Head Lice – Itchy Just Thinking About It

Introduction

While head lice, also called pediculosis capitis, is not necessarily dangerous to us, there is some physical discomfort associated with having these little parasites on us and there is a significant amount of social stigma associated with having an infestation.  Having lice is about as close to having “cooties” as many people, particularly children experience.

Head lice occur throughout the world and affect individuals of all social and economic backgrounds, particularly children.  Females seem to be more affected than boys, and white children more affected than black children.

Getting Them

Lice are transmitted by direct contact with the head of an person infected with them.  This is the primary method of getting them. There is some suggestion that it is possible to transfer lice through sharing combs, brushes, hair dryers, hats, and towels.  But this method of transfer is felt to be rare.  Socially there is a lot of unnecessary fear about being near someone with lice.  One thing is known for sure:  lice do NOT jump, fly, or travel on pets between people.

How They Make You Feel?

Did I hear the word “itchy” pop into your head?  Even writing this post increased my itch level.  But it is true that the most common symptoms it itching, also known as pruritus.  This itching is from an allergic reaction to the saliva of the lice during their feeding.

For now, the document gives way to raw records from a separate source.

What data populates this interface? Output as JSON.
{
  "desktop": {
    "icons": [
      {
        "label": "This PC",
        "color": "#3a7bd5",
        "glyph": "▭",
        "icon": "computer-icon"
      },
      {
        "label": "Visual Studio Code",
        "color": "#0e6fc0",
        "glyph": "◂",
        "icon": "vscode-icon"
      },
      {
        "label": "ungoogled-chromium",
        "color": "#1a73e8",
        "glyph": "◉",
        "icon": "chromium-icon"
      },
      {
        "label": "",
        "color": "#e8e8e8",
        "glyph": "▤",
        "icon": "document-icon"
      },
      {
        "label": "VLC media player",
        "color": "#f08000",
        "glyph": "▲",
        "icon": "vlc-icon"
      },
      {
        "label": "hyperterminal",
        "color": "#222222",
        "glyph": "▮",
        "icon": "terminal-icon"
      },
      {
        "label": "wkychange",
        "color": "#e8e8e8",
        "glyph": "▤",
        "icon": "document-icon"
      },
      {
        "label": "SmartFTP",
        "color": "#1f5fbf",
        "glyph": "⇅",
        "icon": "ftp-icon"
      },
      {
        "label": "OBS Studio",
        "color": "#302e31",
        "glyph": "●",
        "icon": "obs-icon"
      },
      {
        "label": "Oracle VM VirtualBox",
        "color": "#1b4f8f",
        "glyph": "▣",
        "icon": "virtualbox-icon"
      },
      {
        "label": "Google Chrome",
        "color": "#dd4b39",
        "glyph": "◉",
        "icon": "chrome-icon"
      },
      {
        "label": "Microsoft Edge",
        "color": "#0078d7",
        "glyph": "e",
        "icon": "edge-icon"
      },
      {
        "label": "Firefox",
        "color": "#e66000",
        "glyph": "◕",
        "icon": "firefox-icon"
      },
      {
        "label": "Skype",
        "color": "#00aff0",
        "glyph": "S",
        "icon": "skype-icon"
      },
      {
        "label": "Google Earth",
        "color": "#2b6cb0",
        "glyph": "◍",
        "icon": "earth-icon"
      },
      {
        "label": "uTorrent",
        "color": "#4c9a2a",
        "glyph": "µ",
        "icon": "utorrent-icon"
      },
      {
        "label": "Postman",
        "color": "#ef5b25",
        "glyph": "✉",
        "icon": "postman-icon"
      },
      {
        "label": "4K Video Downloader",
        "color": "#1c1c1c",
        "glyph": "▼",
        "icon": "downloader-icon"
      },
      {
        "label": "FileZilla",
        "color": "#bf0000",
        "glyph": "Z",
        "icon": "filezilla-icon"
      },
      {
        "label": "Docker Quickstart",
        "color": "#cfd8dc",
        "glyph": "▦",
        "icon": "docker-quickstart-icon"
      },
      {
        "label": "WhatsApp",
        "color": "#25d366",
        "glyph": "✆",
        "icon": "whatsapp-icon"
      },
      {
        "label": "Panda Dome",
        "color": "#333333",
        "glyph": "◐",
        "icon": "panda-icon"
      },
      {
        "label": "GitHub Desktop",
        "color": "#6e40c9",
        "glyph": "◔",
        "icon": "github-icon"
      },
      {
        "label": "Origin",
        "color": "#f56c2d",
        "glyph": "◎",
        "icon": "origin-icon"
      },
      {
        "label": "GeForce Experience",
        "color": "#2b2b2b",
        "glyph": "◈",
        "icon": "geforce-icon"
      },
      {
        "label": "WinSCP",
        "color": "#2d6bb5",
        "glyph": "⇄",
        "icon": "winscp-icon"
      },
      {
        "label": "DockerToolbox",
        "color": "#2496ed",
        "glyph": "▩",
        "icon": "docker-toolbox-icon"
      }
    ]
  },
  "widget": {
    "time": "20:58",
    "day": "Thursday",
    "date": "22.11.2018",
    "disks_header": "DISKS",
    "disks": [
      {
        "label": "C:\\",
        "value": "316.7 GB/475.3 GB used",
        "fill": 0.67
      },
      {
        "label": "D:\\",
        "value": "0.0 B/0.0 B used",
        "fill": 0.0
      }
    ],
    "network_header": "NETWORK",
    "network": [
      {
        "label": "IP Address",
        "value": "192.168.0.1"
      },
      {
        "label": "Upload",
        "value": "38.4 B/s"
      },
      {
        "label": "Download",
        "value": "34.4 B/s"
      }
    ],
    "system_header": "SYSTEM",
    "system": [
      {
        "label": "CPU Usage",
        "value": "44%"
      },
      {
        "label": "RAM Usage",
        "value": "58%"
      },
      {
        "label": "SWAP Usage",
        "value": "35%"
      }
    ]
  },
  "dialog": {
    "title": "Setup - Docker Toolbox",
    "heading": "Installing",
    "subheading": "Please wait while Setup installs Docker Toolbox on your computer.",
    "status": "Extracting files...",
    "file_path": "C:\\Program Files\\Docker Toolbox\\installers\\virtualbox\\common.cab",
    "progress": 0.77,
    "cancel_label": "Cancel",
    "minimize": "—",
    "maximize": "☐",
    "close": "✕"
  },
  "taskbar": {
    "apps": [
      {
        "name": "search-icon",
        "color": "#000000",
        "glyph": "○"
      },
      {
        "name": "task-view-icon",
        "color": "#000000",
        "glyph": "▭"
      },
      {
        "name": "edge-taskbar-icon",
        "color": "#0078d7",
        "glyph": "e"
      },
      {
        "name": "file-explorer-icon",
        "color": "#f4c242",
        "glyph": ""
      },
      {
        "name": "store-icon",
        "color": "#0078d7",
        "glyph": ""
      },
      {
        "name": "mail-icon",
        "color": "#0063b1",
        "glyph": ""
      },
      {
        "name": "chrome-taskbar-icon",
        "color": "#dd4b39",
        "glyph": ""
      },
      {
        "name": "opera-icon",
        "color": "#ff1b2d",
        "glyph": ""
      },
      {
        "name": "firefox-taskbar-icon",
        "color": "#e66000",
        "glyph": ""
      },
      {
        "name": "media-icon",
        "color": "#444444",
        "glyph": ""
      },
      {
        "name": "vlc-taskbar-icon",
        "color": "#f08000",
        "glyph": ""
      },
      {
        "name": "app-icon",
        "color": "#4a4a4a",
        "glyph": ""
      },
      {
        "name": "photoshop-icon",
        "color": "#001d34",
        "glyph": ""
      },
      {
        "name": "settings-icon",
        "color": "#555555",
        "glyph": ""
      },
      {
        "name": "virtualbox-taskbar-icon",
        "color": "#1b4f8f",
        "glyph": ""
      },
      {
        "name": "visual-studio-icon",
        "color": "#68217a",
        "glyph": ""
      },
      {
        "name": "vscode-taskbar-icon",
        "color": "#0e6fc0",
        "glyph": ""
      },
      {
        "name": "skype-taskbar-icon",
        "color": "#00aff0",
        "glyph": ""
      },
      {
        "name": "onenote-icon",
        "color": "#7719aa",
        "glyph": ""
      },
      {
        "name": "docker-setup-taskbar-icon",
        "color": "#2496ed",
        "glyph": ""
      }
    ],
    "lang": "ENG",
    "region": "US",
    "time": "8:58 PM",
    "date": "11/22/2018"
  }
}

Additionally, from the itching, people may scratch themselves so much that they cause little cuts in the skin.  And rarely, some bacteria from the skin can get under the skin either from the feeding of the lice or from scratches on the skin.  This can lead to small zit-like pustules cropping up often from staph bacteria or it can lead to a spreading red and warm to touch skin infection.

How Do We Find Them?

Lice should be considered in anyone with a very itchy scalp, particularly in children.  Seeing scratches around the back of the ears and neck should also make you wonder if lice could be to blame.

The actual diagnosis is generally made by simply inspecting the scalp closely and finding nits, which are the eggs at the base of the hair shaft, or actual lice.  Inspection is best done with a fine tooth nit comb through hair that has been moistened, often with conditioner.  This wet-combing technique in one study has been shown to detect lice about 90% of the time compared to only about 30% of the time with simply looking through the hair.  If one member of the household is found to be infested, all other members should be examined to determine if they are too.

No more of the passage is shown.